You start to feel so very grown up.
It is about the time when the world in front of you seems its scariest.
It is the time when you really, truly begin that great quest, the long journey called life.
At 16 you feel like a real teenager, not just a little teen or a kid.
And you’re not to old either; you’re at the peak of your youth.
Everyday is good when you’re with your friends.
And those days that are bad seem even worse than they could possibly be.
The phrase ‘forever young’ rings true, and maybe at sixteen it does.
At 16 you sometimes hide from your childhood, not wanting to affiliate yourself with being a child.
 And you want to prove you have grown up.
You try to prove you’re as strong as everyone around you.
But when 16 comes to an end and you get on up in years,
you’ll find that big scary world is actually quite small and innocuous.
Its not as intimidating as you once believed.
You’ll find that life is only as hard as you let it be.
That the journey never ends, and it always presents new twists and turns.
And when not everyday feels like a good day,
you get to look back at when you were sixteen for reminders that everyday can be good--
if you find something good in it.
You get to look back and laugh at all the silly things you used to think and do.
You remind yourself, it wasn’t so bad to be sixteen.
So what’s the point in rushing?
Make memories while you’re only 16...

16 things you should always do:

1- Take the journey one day at a time.

2- Tell yourself you ARE BEAUTIFUL everyday. And BELIEVE it.
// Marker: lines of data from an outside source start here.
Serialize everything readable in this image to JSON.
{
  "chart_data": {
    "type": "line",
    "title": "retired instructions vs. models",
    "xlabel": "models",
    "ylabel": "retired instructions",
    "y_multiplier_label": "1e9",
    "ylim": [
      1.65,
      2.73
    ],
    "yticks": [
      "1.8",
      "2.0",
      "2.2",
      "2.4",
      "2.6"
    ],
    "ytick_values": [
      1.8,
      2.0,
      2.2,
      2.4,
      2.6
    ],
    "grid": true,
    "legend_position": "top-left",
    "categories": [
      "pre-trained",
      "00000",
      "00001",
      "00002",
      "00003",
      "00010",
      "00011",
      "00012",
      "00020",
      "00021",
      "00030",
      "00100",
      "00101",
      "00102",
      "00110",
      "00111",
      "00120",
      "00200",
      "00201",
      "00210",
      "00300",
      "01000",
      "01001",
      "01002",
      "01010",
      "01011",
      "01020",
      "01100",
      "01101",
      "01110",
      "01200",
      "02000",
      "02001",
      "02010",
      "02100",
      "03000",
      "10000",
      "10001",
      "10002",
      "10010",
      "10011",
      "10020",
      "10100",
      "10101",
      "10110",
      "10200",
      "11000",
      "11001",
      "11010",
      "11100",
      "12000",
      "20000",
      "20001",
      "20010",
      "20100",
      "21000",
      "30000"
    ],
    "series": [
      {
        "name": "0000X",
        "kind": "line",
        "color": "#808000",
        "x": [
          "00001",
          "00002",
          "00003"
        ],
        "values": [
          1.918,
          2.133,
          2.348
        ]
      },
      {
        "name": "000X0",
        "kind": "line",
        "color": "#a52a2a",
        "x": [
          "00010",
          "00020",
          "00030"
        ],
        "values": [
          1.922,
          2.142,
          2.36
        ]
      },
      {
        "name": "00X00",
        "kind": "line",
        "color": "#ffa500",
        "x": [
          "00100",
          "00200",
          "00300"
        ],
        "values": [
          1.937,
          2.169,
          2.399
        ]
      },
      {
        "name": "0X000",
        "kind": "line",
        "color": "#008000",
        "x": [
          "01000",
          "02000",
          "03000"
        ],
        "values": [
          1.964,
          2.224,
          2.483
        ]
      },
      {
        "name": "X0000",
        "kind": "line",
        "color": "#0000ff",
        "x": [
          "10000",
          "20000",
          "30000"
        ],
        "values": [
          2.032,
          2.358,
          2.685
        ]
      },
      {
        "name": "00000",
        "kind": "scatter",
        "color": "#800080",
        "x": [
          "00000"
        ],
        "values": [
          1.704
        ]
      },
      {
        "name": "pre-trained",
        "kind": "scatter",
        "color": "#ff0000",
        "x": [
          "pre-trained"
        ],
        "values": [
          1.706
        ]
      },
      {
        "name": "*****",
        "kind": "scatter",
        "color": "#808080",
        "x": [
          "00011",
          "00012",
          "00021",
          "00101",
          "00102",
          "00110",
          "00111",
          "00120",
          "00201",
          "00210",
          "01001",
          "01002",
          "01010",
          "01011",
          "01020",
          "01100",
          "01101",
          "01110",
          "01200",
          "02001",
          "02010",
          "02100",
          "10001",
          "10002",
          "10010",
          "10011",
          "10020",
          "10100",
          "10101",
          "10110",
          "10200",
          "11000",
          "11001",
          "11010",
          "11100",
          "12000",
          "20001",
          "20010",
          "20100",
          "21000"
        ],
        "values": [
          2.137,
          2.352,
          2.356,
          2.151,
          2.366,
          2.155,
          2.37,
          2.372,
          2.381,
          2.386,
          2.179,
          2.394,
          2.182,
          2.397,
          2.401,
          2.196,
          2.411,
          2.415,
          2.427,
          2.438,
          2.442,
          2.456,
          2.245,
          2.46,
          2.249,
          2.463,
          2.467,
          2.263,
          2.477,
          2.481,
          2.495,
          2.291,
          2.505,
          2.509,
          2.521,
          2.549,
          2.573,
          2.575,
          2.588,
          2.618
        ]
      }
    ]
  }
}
3- Don’t grow up so much that you forget what it’s like to be young and alive.

4- Learn to receive love. (or how to be loved)

5- Don’t change to be someone else but be yourself, always.

6- Believe in who you are, it’s how God wanted you to be.

7- Don’t think that you are ever to old to learn something; life has a lot to teach if you’re willing to learn.

8- It’s ok to be weak sometimes, because we all are.

9- If you fall, it’s ok not to get up right away. You can wait until you’re ready to stand.

10- Let your heart fall in love.

11- Don’t forget about the little things.

12- Smile at a stranger daily because you don’t know what they’re going through and it might make their day.

13- Don’t be afraid to reach out.

14- Lose yourself and your mind, go crazy in the middle of a store just to remind yourself we are all human.

15- Let yourself cry, because your tears build a well that’s meant for wishing.

16- Never forget who loves you.

*and one more for good measure 17- Keep dreaming.



This is dedicated to a very special lady who is about to turn sixteen. V.G.B.